Journal article
SynchroTrace: Synchronization-Aware Architecture-Agnostic Traces for Lightweight Multicore Simulation of CMP and HPC Workloads
ACM transactions on architecture and code optimization, v 15(1)
01 Apr 2018
Abstract
Trace-driven simulation of chip multiprocessor (CMP) systems offers many advantages over execution-driven simulation, such as reducing simulation time and complexity, allowing portability, and scalability. However, trace-based simulation approaches have difficulty capturing and accurately replaying multithreaded traces due to the inherent nondeterminism in the execution of multithreaded programs. In this work, we present SynchroTrace, a scalable, flexible, and accurate trace-based multithreaded simulation methodology. By recording synchronization events relevant to modern threading libraries (e.g., Pthreads and OpenMP) and dependencies in the traces, independent of the host architecture, the methodology is able to accurately model the nondeterminism of multithreaded programs for different hardware platforms and threading paradigms.

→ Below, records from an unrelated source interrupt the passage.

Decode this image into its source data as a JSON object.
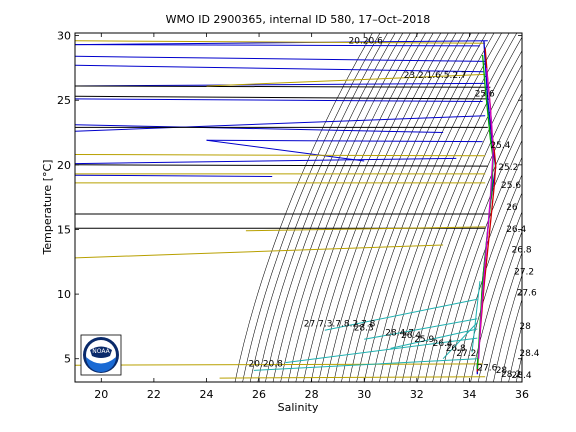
{
  "chart_data": {
    "type": "line",
    "title": "WMO ID 2900365, internal ID 580, 17–Oct–2018",
    "xlabel": "Salinity",
    "ylabel": "Temperature [°C]",
    "xlim": [
      19,
      36
    ],
    "ylim": [
      3.2,
      30.2
    ],
    "xticks": [
      20,
      22,
      24,
      26,
      28,
      30,
      32,
      34,
      36
    ],
    "yticks": [
      5,
      10,
      15,
      20,
      25,
      30
    ],
    "grid": false,
    "density_labels": [
      {
        "text": "20.20.6",
        "s": 29.4,
        "t": 29.4
      },
      {
        "text": "23.2.1.6.5.2.7",
        "s": 31.5,
        "t": 26.7
      },
      {
        "text": "25.6",
        "s": 34.2,
        "t": 25.3
      },
      {
        "text": "25.4",
        "s": 34.8,
        "t": 21.3
      },
      {
        "text": "25.2",
        "s": 35.1,
        "t": 19.6
      },
      {
        "text": "25.6",
        "s": 35.2,
        "t": 18.2
      },
      {
        "text": "26",
        "s": 35.4,
        "t": 16.5
      },
      {
        "text": "26.4",
        "s": 35.4,
        "t": 14.8
      },
      {
        "text": "26.8",
        "s": 35.6,
        "t": 13.2
      },
      {
        "text": "27.2",
        "s": 35.7,
        "t": 11.5
      },
      {
        "text": "27.6",
        "s": 35.8,
        "t": 9.9
      },
      {
        "text": "28",
        "s": 35.9,
        "t": 7.3
      },
      {
        "text": "28.4",
        "s": 35.9,
        "t": 5.2
      },
      {
        "text": "27.7.3.7.8.2.7.8",
        "s": 27.7,
        "t": 7.5
      },
      {
        "text": "28.3",
        "s": 29.6,
        "t": 7.2
      },
      {
        "text": "28.4.7",
        "s": 30.8,
        "t": 6.8
      },
      {
        "text": "26.4",
        "s": 31.4,
        "t": 6.6
      },
      {
        "text": "25.9",
        "s": 31.9,
        "t": 6.3
      },
      {
        "text": "26.4",
        "s": 32.6,
        "t": 6.0
      },
      {
        "text": "26.8",
        "s": 33.1,
        "t": 5.6
      },
      {
        "text": "27.2",
        "s": 33.5,
        "t": 5.2
      },
      {
        "text": "20.20.8",
        "s": 25.6,
        "t": 4.4
      },
      {
        "text": "27.6",
        "s": 34.3,
        "t": 4.1
      },
      {
        "text": "28",
        "s": 35.0,
        "t": 3.9
      },
      {
        "text": "28.2",
        "s": 35.2,
        "t": 3.6
      },
      {
        "text": "28.4",
        "s": 35.6,
        "t": 3.5
      }
    ],
    "series": [
      {
        "color": "#0000cc",
        "x": [
          34.55,
          34.6,
          34.65,
          34.7,
          34.75,
          34.8,
          34.85,
          34.9,
          34.95,
          35.0,
          34.9,
          34.8,
          34.7,
          34.6,
          34.5,
          34.45,
          34.4,
          34.35,
          34.3,
          34.3
        ],
        "y": [
          29.6,
          28.0,
          26.5,
          25.0,
          24.0,
          23.0,
          22.0,
          21.0,
          20.5,
          19.8,
          18.5,
          17.0,
          15.0,
          13.0,
          11.0,
          9.0,
          7.0,
          5.5,
          4.5,
          3.8
        ]
      },
      {
        "color": "#cc0000",
        "x": [
          34.6,
          34.7,
          34.8,
          34.85,
          34.95,
          35.0,
          34.95,
          34.85,
          34.7,
          34.55,
          34.45,
          34.35,
          34.3
        ],
        "y": [
          29.0,
          26.5,
          24.5,
          22.5,
          21.0,
          20.0,
          18.5,
          16.5,
          13.5,
          10.5,
          8.0,
          5.5,
          4.0
        ]
      },
      {
        "color": "#00aa00",
        "x": [
          34.5,
          34.6,
          34.7,
          34.8,
          34.9,
          34.85,
          34.7,
          34.5,
          34.4,
          34.3
        ],
        "y": [
          28.5,
          26.0,
          24.0,
          22.0,
          20.5,
          18.0,
          15.0,
          11.0,
          7.5,
          4.2
        ]
      },
      {
        "color": "#cc00cc",
        "x": [
          34.65,
          34.75,
          34.85,
          34.9,
          34.8,
          34.6,
          34.45,
          34.35
        ],
        "y": [
          27.5,
          25.5,
          23.0,
          21.0,
          17.5,
          12.5,
          8.5,
          5.0
        ]
      }
    ],
    "lines": [
      {
        "color": "#0000cc",
        "x": [
          19.0,
          34.7
        ],
        "y": [
          29.3,
          29.6
        ]
      },
      {
        "color": "#0000cc",
        "x": [
          19.0,
          34.6
        ],
        "y": [
          28.4,
          28.0
        ]
      },
      {
        "color": "#0000cc",
        "x": [
          19.0,
          34.55
        ],
        "y": [
          27.7,
          27.2
        ]
      },
      {
        "color": "#0000cc",
        "x": [
          19.0,
          34.6
        ],
        "y": [
          26.1,
          26.3
        ]
      },
      {
        "color": "#0000cc",
        "x": [
          19.0,
          34.5
        ],
        "y": [
          25.1,
          24.9
        ]
      },
      {
        "color": "#0000cc",
        "x": [
          19.0,
          33.0
        ],
        "y": [
          23.1,
          22.5
        ]
      },
      {
        "color": "#0000cc",
        "x": [
          19.0,
          34.6
        ],
        "y": [
          22.6,
          23.8
        ]
      },
      {
        "color": "#0000cc",
        "x": [
          24.0,
          30.0
        ],
        "y": [
          21.9,
          20.3
        ]
      },
      {
        "color": "#0000cc",
        "x": [
          24.0,
          34.5
        ],
        "y": [
          21.9,
          21.8
        ]
      },
      {
        "color": "#0000cc",
        "x": [
          19.0,
          33.5
        ],
        "y": [
          20.1,
          20.5
        ]
      },
      {
        "color": "#0000cc",
        "x": [
          19.0,
          26.5
        ],
        "y": [
          19.2,
          19.1
        ]
      },
      {
        "color": "#0000cc",
        "x": [
          19.0,
          34.4
        ],
        "y": [
          29.3,
          29.2
        ]
      },
      {
        "color": "#000000",
        "x": [
          19.0,
          34.8
        ],
        "y": [
          26.1,
          26.0
        ]
      },
      {
        "color": "#000000",
        "x": [
          19.0,
          34.7
        ],
        "y": [
          22.9,
          22.9
        ]
      },
      {
        "color": "#000000",
        "x": [
          19.0,
          34.7
        ],
        "y": [
          20.0,
          19.9
        ]
      },
      {
        "color": "#000000",
        "x": [
          19.0,
          34.8
        ],
        "y": [
          16.2,
          16.2
        ]
      },
      {
        "color": "#000000",
        "x": [
          19.0,
          34.6
        ],
        "y": [
          15.1,
          15.1
        ]
      },
      {
        "color": "#000000",
        "x": [
          19.0,
          34.7
        ],
        "y": [
          25.3,
          25.1
        ]
      },
      {
        "color": "#b8a000",
        "x": [
          19.0,
          34.6
        ],
        "y": [
          29.6,
          29.4
        ]
      },
      {
        "color": "#b8a000",
        "x": [
          19.0,
          34.6
        ],
        "y": [
          20.8,
          20.7
        ]
      },
      {
        "color": "#b8a000",
        "x": [
          19.0,
          34.6
        ],
        "y": [
          19.3,
          19.3
        ]
      },
      {
        "color": "#b8a000",
        "x": [
          19.0,
          34.6
        ],
        "y": [
          18.6,
          18.6
        ]
      },
      {
        "color": "#b8a000",
        "x": [
          25.5,
          34.6
        ],
        "y": [
          14.9,
          15.2
        ]
      },
      {
        "color": "#b8a000",
        "x": [
          19.0,
          33.0
        ],
        "y": [
          12.8,
          13.8
        ]
      },
      {
        "color": "#b8a000",
        "x": [
          19.0,
          34.5
        ],
        "y": [
          4.5,
          4.6
        ]
      },
      {
        "color": "#b8a000",
        "x": [
          24.5,
          34.6
        ],
        "y": [
          3.5,
          3.6
        ]
      },
      {
        "color": "#b8a000",
        "x": [
          24.0,
          34.6
        ],
        "y": [
          26.1,
          27.0
        ]
      },
      {
        "color": "#20b0b0",
        "x": [
          28.5,
          34.3
        ],
        "y": [
          7.2,
          9.6
        ]
      },
      {
        "color": "#20b0b0",
        "x": [
          30.0,
          34.3
        ],
        "y": [
          6.5,
          8.1
        ]
      },
      {
        "color": "#20b0b0",
        "x": [
          31.0,
          34.3
        ],
        "y": [
          5.8,
          7.3
        ]
      },
      {
        "color": "#20b0b0",
        "x": [
          33.0,
          34.3
        ],
        "y": [
          5.0,
          7.8
        ]
      },
      {
        "color": "#20b0b0",
        "x": [
          34.1,
          34.4
        ],
        "y": [
          5.5,
          11.0
        ]
      },
      {
        "color": "#20b0b0",
        "x": [
          25.8,
          34.3
        ],
        "y": [
          4.1,
          5.0
        ]
      },
      {
        "color": "#20b0b0",
        "x": [
          27.0,
          34.3
        ],
        "y": [
          4.7,
          6.6
        ]
      }
    ]
  },
  "logo": {
    "text": "NOAA",
    "colors": {
      "blue": "#1a6ad4",
      "navy": "#0a2a6a"
    }
  }
}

Through capturing high-level instruction categories, the SynchroTrace average CPI trace Replay timing model offers fast and accurate simulation of many-core in-order CMPs. We perform two case studies to validate the SynchroTrace simulation flow against the gem5 full-system simulator: (1) a constraint-based design space exploration with traditional CMP benchmarks and (2) a thread-scalability study with HPC-representative applications. The results from these case studies show that (1) our trace-based approach with trace filtering has a peak speedup of up to 18.7x over simulation in gem5 full-system with an average of 9.6x speedup, (2) SynchroTrace maintains the thread-scaling accuracy of gem5 and can efficiently scale up to 64 threads, and (3) SynchroTrace can trace in one platform and model any platform in early stages of design.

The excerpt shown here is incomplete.